Per tutti i brutti e cattivi che ritengono che l’immigrazione, per quanto sempiterna, sia un fenomeno da governare e non già da subire, cambia poco; ma per le anime belle dei «ponti» dovrebbe cambiare – e parecchio – il fatto che sia la Spagna guidata da Pedro Sánchez quella che, per contrastare gli approdi dei clandestini in terra ispanica attraverso le enclavi africane di Ceuta e Melilla, ha deciso la costruzione del muro metallico di contenimento che costerà oltre 15 milioni di euro e che, con i suoi 10 metri, rischia di essere il più alto del mondo (quello di Trump arriva a 9,1 metri).
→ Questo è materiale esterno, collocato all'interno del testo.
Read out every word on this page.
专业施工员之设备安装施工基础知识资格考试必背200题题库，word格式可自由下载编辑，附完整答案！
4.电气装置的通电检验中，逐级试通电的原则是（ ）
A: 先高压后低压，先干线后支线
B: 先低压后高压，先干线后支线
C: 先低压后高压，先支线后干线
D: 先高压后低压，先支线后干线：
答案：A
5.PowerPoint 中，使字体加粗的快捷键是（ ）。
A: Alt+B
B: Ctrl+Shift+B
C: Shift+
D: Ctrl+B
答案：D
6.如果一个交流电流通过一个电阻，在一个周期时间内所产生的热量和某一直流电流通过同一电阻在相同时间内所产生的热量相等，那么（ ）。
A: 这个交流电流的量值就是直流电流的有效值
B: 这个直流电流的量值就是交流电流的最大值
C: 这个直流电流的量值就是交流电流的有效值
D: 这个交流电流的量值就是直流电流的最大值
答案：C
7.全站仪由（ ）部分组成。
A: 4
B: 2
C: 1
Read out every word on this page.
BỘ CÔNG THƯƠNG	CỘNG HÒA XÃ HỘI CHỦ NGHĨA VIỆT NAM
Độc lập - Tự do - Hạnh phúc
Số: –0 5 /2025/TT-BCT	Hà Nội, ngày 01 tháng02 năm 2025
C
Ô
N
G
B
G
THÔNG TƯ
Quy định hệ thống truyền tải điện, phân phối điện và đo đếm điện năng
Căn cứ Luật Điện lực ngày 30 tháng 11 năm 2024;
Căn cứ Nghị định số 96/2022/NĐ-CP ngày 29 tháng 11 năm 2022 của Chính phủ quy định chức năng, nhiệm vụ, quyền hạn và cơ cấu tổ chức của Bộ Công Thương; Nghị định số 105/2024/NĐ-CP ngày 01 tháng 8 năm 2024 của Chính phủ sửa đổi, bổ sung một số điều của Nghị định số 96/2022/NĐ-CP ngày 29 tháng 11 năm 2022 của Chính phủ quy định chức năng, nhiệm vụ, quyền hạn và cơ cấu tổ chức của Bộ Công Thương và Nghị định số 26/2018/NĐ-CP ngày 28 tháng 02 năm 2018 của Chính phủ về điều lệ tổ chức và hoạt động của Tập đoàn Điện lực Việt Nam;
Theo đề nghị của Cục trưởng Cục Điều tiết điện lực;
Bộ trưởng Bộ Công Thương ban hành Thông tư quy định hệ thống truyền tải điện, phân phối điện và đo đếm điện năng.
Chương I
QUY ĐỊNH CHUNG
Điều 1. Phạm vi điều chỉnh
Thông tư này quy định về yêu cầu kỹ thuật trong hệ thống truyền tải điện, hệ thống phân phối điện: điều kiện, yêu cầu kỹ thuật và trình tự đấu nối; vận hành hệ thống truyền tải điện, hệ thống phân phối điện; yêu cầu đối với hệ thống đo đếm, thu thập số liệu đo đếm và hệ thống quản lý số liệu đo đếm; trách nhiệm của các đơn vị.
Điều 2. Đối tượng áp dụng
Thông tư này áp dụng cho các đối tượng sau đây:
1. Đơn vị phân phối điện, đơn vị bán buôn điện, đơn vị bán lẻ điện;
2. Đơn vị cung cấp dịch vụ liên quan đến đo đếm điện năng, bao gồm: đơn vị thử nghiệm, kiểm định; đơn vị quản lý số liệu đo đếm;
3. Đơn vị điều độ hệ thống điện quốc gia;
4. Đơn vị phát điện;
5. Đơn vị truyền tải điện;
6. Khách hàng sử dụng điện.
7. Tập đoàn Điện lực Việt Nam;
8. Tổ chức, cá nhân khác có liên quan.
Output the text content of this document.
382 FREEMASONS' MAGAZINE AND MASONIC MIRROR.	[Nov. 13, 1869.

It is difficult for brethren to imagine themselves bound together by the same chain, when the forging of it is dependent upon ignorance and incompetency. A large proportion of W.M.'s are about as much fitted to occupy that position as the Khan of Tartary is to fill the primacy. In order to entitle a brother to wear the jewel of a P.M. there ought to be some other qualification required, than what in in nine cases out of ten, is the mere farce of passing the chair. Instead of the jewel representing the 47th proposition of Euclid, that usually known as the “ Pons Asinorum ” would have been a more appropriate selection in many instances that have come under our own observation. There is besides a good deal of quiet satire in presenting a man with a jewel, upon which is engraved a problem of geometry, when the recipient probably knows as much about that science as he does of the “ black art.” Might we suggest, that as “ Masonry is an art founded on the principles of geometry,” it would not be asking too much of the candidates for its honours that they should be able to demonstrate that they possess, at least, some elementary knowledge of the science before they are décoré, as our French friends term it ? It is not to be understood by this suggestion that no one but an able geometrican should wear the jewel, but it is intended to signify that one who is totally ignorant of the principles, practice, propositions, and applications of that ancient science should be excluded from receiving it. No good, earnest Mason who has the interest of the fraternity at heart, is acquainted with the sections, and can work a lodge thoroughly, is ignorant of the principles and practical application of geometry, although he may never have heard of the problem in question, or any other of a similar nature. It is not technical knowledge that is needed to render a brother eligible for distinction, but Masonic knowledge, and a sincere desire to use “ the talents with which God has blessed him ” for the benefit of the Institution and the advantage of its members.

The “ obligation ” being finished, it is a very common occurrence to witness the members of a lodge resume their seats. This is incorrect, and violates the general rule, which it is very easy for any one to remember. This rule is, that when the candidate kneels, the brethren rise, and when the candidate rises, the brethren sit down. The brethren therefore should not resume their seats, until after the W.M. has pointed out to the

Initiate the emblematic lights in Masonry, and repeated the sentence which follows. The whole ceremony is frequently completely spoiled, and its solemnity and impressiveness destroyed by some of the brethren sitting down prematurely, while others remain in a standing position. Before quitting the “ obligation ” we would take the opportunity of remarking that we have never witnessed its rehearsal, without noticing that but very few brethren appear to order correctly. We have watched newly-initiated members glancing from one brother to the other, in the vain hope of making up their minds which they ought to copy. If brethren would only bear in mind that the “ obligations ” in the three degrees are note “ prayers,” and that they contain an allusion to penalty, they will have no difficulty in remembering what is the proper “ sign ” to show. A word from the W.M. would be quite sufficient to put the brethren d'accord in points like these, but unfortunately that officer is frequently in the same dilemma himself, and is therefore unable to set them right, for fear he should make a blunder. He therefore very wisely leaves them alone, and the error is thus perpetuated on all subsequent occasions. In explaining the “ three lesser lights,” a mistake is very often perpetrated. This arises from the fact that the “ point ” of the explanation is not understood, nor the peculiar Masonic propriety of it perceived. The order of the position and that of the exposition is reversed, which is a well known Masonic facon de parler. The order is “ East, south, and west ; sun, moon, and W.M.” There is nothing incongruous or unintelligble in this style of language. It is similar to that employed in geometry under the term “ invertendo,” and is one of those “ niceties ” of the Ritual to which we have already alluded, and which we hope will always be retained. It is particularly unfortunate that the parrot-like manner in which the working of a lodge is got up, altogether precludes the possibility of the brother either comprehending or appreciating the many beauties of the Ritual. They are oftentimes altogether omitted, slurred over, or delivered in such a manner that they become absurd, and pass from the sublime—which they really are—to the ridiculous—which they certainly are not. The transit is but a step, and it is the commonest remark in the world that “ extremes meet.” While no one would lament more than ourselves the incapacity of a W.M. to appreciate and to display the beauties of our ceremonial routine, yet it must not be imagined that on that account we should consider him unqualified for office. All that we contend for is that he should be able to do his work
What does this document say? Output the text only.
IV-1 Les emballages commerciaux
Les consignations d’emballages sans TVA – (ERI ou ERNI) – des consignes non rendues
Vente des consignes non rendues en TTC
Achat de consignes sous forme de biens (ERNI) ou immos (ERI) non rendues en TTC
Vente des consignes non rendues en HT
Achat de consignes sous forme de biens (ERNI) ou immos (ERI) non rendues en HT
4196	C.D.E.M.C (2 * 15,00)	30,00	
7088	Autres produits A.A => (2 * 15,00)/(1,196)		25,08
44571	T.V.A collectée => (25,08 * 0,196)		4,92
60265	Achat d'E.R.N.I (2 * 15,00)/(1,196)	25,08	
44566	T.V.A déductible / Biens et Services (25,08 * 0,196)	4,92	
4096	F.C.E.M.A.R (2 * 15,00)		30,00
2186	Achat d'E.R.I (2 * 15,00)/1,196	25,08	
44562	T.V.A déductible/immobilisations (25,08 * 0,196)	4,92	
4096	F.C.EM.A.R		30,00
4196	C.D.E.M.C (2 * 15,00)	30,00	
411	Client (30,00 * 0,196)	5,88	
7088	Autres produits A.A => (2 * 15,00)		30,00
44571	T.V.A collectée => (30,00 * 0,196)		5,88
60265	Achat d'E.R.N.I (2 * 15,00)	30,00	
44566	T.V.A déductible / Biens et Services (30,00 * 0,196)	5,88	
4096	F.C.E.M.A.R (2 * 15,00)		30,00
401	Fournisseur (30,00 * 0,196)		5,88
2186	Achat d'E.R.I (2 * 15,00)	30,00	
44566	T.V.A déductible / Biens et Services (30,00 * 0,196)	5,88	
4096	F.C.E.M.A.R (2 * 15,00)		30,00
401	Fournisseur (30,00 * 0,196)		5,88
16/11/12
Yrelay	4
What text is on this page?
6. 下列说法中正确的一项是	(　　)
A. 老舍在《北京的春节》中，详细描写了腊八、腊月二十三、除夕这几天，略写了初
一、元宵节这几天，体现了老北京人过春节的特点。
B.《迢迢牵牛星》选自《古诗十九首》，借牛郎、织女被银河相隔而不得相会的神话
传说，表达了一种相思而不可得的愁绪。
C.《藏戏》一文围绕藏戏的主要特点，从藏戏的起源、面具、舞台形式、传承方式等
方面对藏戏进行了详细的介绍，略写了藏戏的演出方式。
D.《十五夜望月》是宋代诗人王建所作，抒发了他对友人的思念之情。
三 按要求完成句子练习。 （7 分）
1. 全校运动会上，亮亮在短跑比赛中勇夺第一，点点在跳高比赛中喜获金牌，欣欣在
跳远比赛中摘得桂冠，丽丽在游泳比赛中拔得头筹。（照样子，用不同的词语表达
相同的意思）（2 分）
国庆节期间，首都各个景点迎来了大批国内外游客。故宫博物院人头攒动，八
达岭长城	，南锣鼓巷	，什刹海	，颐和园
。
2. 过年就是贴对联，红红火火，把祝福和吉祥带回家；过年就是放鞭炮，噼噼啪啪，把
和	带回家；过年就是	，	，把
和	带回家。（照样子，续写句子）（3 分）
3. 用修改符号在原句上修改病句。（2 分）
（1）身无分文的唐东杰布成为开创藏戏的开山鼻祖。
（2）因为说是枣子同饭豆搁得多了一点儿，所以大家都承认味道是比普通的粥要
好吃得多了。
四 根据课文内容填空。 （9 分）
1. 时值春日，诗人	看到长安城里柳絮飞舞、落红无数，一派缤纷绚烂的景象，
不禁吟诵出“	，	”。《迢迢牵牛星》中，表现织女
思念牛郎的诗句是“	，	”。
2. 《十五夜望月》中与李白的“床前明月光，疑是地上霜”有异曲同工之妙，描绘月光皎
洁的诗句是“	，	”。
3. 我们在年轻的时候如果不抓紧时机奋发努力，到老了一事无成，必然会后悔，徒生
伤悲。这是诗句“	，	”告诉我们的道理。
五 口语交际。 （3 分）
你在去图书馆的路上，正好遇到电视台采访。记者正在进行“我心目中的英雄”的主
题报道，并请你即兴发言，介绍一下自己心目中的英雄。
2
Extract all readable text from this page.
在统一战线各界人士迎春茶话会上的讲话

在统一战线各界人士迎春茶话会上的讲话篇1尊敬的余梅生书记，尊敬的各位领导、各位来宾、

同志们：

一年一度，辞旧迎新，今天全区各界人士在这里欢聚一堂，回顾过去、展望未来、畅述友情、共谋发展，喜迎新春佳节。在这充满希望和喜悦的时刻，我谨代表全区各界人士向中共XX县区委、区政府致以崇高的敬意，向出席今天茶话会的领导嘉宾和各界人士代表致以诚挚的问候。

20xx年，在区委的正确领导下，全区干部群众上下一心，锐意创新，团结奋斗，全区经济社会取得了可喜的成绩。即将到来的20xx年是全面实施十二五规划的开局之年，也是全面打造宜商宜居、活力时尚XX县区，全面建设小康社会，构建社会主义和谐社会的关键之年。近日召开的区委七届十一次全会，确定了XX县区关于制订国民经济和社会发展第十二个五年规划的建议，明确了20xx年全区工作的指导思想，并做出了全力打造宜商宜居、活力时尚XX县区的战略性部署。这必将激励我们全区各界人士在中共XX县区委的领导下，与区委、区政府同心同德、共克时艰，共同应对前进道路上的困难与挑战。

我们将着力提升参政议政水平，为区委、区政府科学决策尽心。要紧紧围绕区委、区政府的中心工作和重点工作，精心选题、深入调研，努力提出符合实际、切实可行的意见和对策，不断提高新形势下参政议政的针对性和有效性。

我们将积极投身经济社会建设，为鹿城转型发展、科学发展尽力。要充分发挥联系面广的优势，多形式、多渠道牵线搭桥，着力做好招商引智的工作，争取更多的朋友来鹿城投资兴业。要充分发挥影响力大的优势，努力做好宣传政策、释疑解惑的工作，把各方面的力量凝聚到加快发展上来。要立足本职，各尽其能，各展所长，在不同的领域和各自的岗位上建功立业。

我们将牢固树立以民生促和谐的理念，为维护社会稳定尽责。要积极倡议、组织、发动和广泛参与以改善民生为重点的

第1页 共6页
Sì, perché in Spagna al potere non ci sono i sovranisti, i Salvini o le Meloni, bensì un esecutivo notoriamente socialista, quello di Sánchez appunto. Dunque, come la mettiamo? Come definire questa decisione non proprio marginale? Sarebbe interessante saperlo. Storicamente già sapevamo che, dal Muro di Berlino a quello messicano – che né Clinton né Obama seppero smantellare, anzi – i compagni progressisti hanno, come dire, un certo feeling con le barriere. Oggi Sánchez ce lo conferma ma le grida di sdegno dei nostri guru dell’accoglienza, chissà come mai, tardano ad arrivare. Misteri agostani.